For any enterprise, the definition and amount of “critical data” on laptops and desktops is increasing. This is fueled by increasing security concerns, user mobility and cross-geography office expansions. While the expectations have increased, the existing backup solutions haven’t adapted well with these changes.

They still continue to depend upon large computational resources and dedicated and trusted network/media for backups. The reason, I think, is that most of PC backup solutions have been molded out of old server archival products.

In short, the key requirements for an enterprise PC backup should be -

  1. Simple and Automated
  2. Non-intrusive – Light weight and resource/power friendly
  3. Secure and Internet friendly
  4. WAN and bandwidth optimized
  5. Support for incremental backup for large files like Outlook PST
  6. On-demand restore points

Features Explained -

1. Simple and Automated

“Backing up your PC is one of those things, like eating right or changing your oil on time, that everybody knows they’re supposed to do, but too few people actually carry off well…”

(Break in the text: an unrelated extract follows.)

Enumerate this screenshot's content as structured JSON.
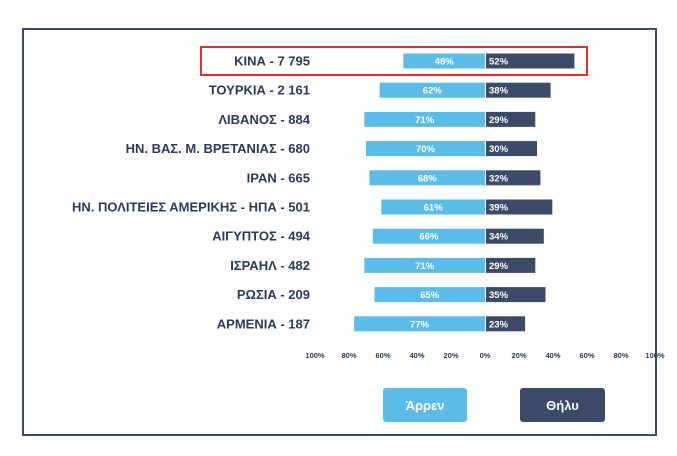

Walter Mossberg, The Wall Street Journal

Surprisingly most of the Notebook backup solutions still have calender schedules. IMO, this is prehistoric. The setup should be max 5 steps and schedules as simple as – “Run every 4 hours”.

2. Non-intrusive – Light weight and resource/power friendly

The primary reason employees hate backup is because of the system/network slowdowns caused by the backup which ticks in as soon as the user logs in.

Laptops are replacing desktops in most of the enterprises, but the software still hasn’t evolved. Backups should be resource friendly and optimized low power consumption. Also, simple options like these can make a lot of difference

  • Don’t backup when i am on battery
  • Consume max 10% of my CPU
  • Consume max. 20% of my bandwidth

3. WAN and Bandwidth optimized

Every company has a reasonably good percentage of mobile workforce. And usually this includes the top-tier management (CEO, and likes). With increasing laptop thefts and data risks, backups should be WAN/Internet ready.

The user should be able to choose a bandwidth (something like use 10% of my bandwidth) and the backup solution should just do the job, even over the weakest internet links. This also greatly helps in cross-office backups and backup consolidation efforts.

4. Secure and Internet friendly

Security is very important, specially when you are over WAN/VPN. Most of the backup solutions are Server triggered, making security policies for firewalls and monitoring very diffic ult (every one is afraid, when they see data flowing out of their network).

The backups should be client triggered, so that the server side firewalls just allow and monitor inbound traffic. Also,The solution should be able to securely setup encrypted/authenticated channels to backup. (SSL channels are best, when it comes to WAN/Internet)

5. Support for incremental sync for large files like Outlook PST

With data increasing, and WAN coming into picture it is very important that the backups are incremental in nature and only the changed bits are copied back to the server.

6. On-demand restore (points)

Sending an email to admin to get the data back is surely complete NO, specially when the user may be off-site/traveling. The backup software should facilitate a smart (possibly browser) based remote and secure data restore.

So next time you choose a backup software for your personal or enterprise needs, make sure it has evolved to have the above mentioned features.

And remember – backup more, backup often.